We even sent them the manufacturer's operators manual, including all wheelchair specifications and battery power needed to operate it. We took photographs, answered the same questions over and over again.
Three days before we were due to fly Special Assistance contacted us to say we could not take the wheelchair with us.
Really??!! Six months and five staff members we get told the wheelchair batteries exceed the IATA standard for watt hours.
Nonsense. There are two batteries that operate the wheelchair. Together these batteries exceed the 300 watt hours allowed.
However, if they are separated then both batteries fall way below the 300wh allowed.
The irony is I couldn't take the wheelchair on the flight but I could carry a spare battery of...300watt hours power!!!
We had bags made to ensure the batteries were unable to touch, had a separate case for the joystick, so there was no possible way the wheelchair could ever suddenly start operating whilst in the hold. In addition the wheelchair has plastic caps that are placed over any terminals that are open when the batteries and control arm are removed.
My husband phoned the UK Special Assistance offices and was told because the batteries exceeded the IATA allowance we could not travel with the wheelchair. We had only booked our visit to the UK to attend my nieces wedding, all the plans surrounding the wedding venue and reception had been made with me using my wheelchair in mind, and now 3 days before we are due to fly we are told we cannot take the wheelchair.
Only when my husband pointed out that we had been answering all of the same questions over and over since January 2019 and none of the five staff members gave us any nuance of an idea there would be a problem (one even said I could take the wheelchair right to the door of the aircraft!), did the lady say she would allow us one battery in the cabin hand luggage and the other in the hold. Which to us had all along been the intention so as not to exceed the 300wh battery allowance onboard.
And so it came time for us to return to South Africa.

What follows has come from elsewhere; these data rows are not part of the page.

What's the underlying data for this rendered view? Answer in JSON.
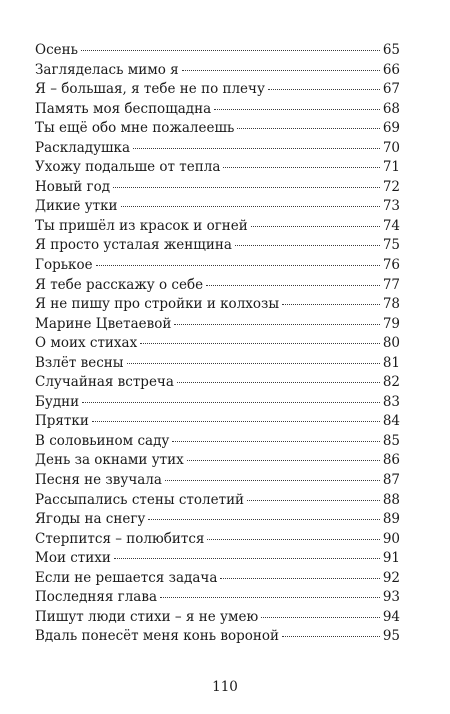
{
  "toc": {
    "entries": [
      {
        "title": "Осень",
        "page": "65"
      },
      {
        "title": "Загляделась мимо я",
        "page": "66"
      },
      {
        "title": "Я – большая, я тебе не по плечу",
        "page": "67"
      },
      {
        "title": "Память моя беспощадна",
        "page": "68"
      },
      {
        "title": "Ты ещё обо мне пожалеешь",
        "page": "69"
      },
      {
        "title": "Раскладушка",
        "page": "70"
      },
      {
        "title": "Ухожу подальше от тепла",
        "page": "71"
      },
      {
        "title": "Новый год",
        "page": "72"
      },
      {
        "title": "Дикие утки",
        "page": "73"
      },
      {
        "title": "Ты пришёл из красок и огней",
        "page": "74"
      },
      {
        "title": "Я просто усталая женщина",
        "page": "75"
      },
      {
        "title": "Горькое",
        "page": "76"
      },
      {
        "title": "Я тебе расскажу о себе",
        "page": "77"
      },
      {
        "title": "Я не пишу про стройки и колхозы",
        "page": "78"
      },
      {
        "title": "Марине Цветаевой",
        "page": "79"
      },
      {
        "title": "О моих стихах",
        "page": "80"
      },
      {
        "title": "Взлёт весны",
        "page": "81"
      },
      {
        "title": "Случайная встреча",
        "page": "82"
      },
      {
        "title": "Будни",
        "page": "83"
      },
      {
        "title": "Прятки",
        "page": "84"
      },
      {
        "title": "В соловьином саду",
        "page": "85"
      },
      {
        "title": "День за окнами утих",
        "page": "86"
      },
      {
        "title": "Песня не звучала",
        "page": "87"
      },
      {
        "title": "Рассыпались стены столетий",
        "page": "88"
      },
      {
        "title": "Ягоды на снегу",
        "page": "89"
      },
      {
        "title": "Стерпится – полюбится",
        "page": "90"
      },
      {
        "title": "Мои стихи",
        "page": "91"
      },
      {
        "title": "Если не решается задача",
        "page": "92"
      },
      {
        "title": "Последняя глава",
        "page": "93"
      },
      {
        "title": "Пишут люди стихи – я не умею",
        "page": "94"
      },
      {
        "title": "Вдаль понесёт меня конь вороной",
        "page": "95"
      }
    ]
  },
  "footer": {
    "page_number": "110"
  }
}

We had a letter for the lady at Special Assistance saying we could fly with one battery in the hold and the other onboard, both in their bags we had had made.
The lady at check in said she had never booked a wheelchair onboard before and so followed us being bombarded with questions from three Virgin Atlantic staff, one saying she needed to let the ground crew know, the other saying something over her shoulder to us as she walked away from us. After my husband was asked to put the 30kg wheelchair on the scale twice, both times unaided whilst two Virgin staff looked on, and much rechecking of the form that had to accompany my wheelchair, we were then told to go and find the Special Assistance desk ‘upstairs'. We had to ask two different Heathrow staff members where it was. Once we were registered there we were eventually assigned a team member to help us through the security and passport controls. Usually at the time of check in the lady behind the counter would call for a Special Assistance team member to come and help us. Perhaps this is not Virgin Atlantic's definition of Assistance.
As we were approaching the boarding gate our Assistance lady informed us both our passports had to be rescanned. Then to our huge surprise, there was a ground crew member standing with the battery that had been in the wheelchair in his hands! The ground crew were not happy with it being in the wheelchair so had gone into our wheelchair bag and removed the battery from the wheelchair. Thy had also taken the bag containing the control arm out of the wheelchair Bag.
The flight crew were shocked to see us boarding with an open battery and we had to explain the ground crew weren't happy. The battery was stowed in its own overhead locker with our hand luggage. So there we were, forced to take both batteries and the control arm, which had all been securely packaged with no possible way of being activated, onboard and thus exceed the IATA standards. The Flight Manager asked to take a photo of the battery to show the Captain. She never came back to us so we sat anxiously waiting to hear if the battery would be allowed to travel with us. Only when the aircraft began to taxi did we know that the pilot was comfortable having the battery onboard.
I have flown with other airlines and taken my wheelchair with me many times and this is by far the worst experience I have ever had!!!
Virgin Atlantic, you really need to improve the communication between your operating departments, at check in, onboard and with the ground crew and, perhaps most importantly, with your passengers.